American Mythology

Daniel as Batman - watercolor - Fr. TomMy family and I went to see the latest Marvel movie: The Avengers – Age of Ultron recently, and as we discussed the whole Marvel theme, the history of the comic book characters, and what they seem to be saying to us today, I had the sense that this whole mythological reality has become more than just another movie series. I wonder if Captain America, Thor, Iron Man, and the whole host of characters that live in our American imagination are more real to us than Jesus, the apostles, and pretty much all of the people who actually lived and died in scriptural history. These fictional characters represent our American Mythology. The irony is that children today would more likely equate Moses with a myth than Iron Man.  Moses doesn’t seem real. Iron Man does.

Now don’t get me wrong, I like the Marvel movies for the most part.  I wasn’t thrilled with Guardians of the Galaxy but that was more of a fluke considering the high quality material Marvel has put out recently.  I thought Age of Ultron did an exceptionally good job of portraying an intriguing story with wonderful character development while raising some significant moral questions. What interests me is how this plays in the imagination of our children. What do they take away from all this?

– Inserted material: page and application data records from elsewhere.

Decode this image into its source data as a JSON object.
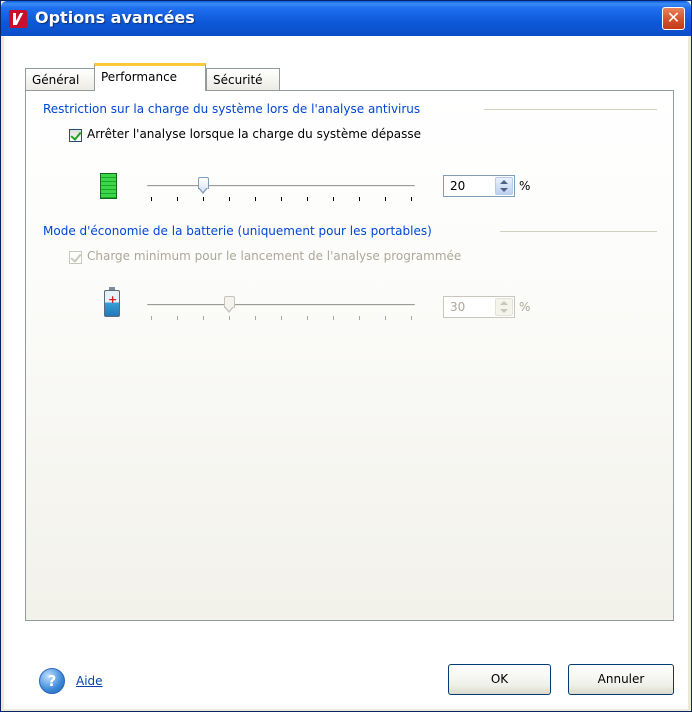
{
  "window": {
    "title": "Options avancées",
    "close_glyph": "✕",
    "icon": "kaspersky-logo-icon"
  },
  "tabs": [
    {
      "label": "Général",
      "active": false
    },
    {
      "label": "Performance",
      "active": true
    },
    {
      "label": "Sécurité",
      "active": false
    }
  ],
  "group1": {
    "heading": "Restriction sur la charge du système lors de l'analyse antivirus",
    "checkbox_label": "Arrêter l'analyse lorsque la charge du système dépasse",
    "checked": true,
    "slider_fraction": 0.2,
    "value": "20",
    "unit": "%",
    "icon": "cpu-load-gauge-icon"
  },
  "group2": {
    "heading": "Mode d'économie de la batterie (uniquement pour les portables)",
    "checkbox_label": "Charge minimum pour le lancement de l'analyse programmée",
    "checked": true,
    "disabled": true,
    "slider_fraction": 0.3,
    "value": "30",
    "unit": "%",
    "icon": "battery-icon"
  },
  "footer": {
    "help_label": "Aide",
    "help_glyph": "?",
    "ok_label": "OK",
    "cancel_label": "Annuler"
  },
  "colors": {
    "title_bar": "#0b4fc8",
    "group_heading": "#0046d5",
    "active_tab_highlight": "#ffc83c",
    "disabled_text": "#aca899"
  }
}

Mythology has been around (pretty much forever) to help humanity explain and discern supernatural realities. The whole Marvel Universe explores our need for God (or gods), our relationship with the larger universe, and our rights and responsibilities to each other. I find it fascinating that even as Christianity has been on the defense for the last few decades, the comic book characters have arisen to fill in the psychological gap.  Humanity still needs to deal with these profound questions.  If we consider Jesus and the whole scriptural revelation to be old news without relevance – why are we still searching (and paying good money) to see these same questions updated, dressed in modern clothes with some fast actions sequences shot at us from theaters across the globe?

I suspect that the reason we love these superhero movies is the same reason people loved Homer’s The Iliad and The Odyssey, the story of Beowulf, the myths and legends of Rome and Greece, the Celtic stories of old, and a host of ancient fables and stories which have been adapted throughout the ages.  We need them.  They speak to the deepest part of us.  Humanity has a soul which yearns to understand and be understood.

Pity is, the kids today are dreaming about characters who only represent the best and the worst in us, they can only point indirectly to that which is real – God Himself. They are not real. Great as Marvel movies are, they are only an imitation of truth.  That yearning we have to go home, be it Tolkien’s Middle-earth or some other planet, is really a longing for the home we may someday encounter, within our souls and in God’s embrace, if only we are willing to separate truth from fantasy and engage in the messy, imperfect reality of humanity’s struggle to know God.  I’ll never be able to talk to, laugh with, cry on the shoulder of, Thor, Iron Man, or Captain America – but if I am willing to hang on to truth and believe – God is at hand, waiting to embrace me, now, and at the end of time.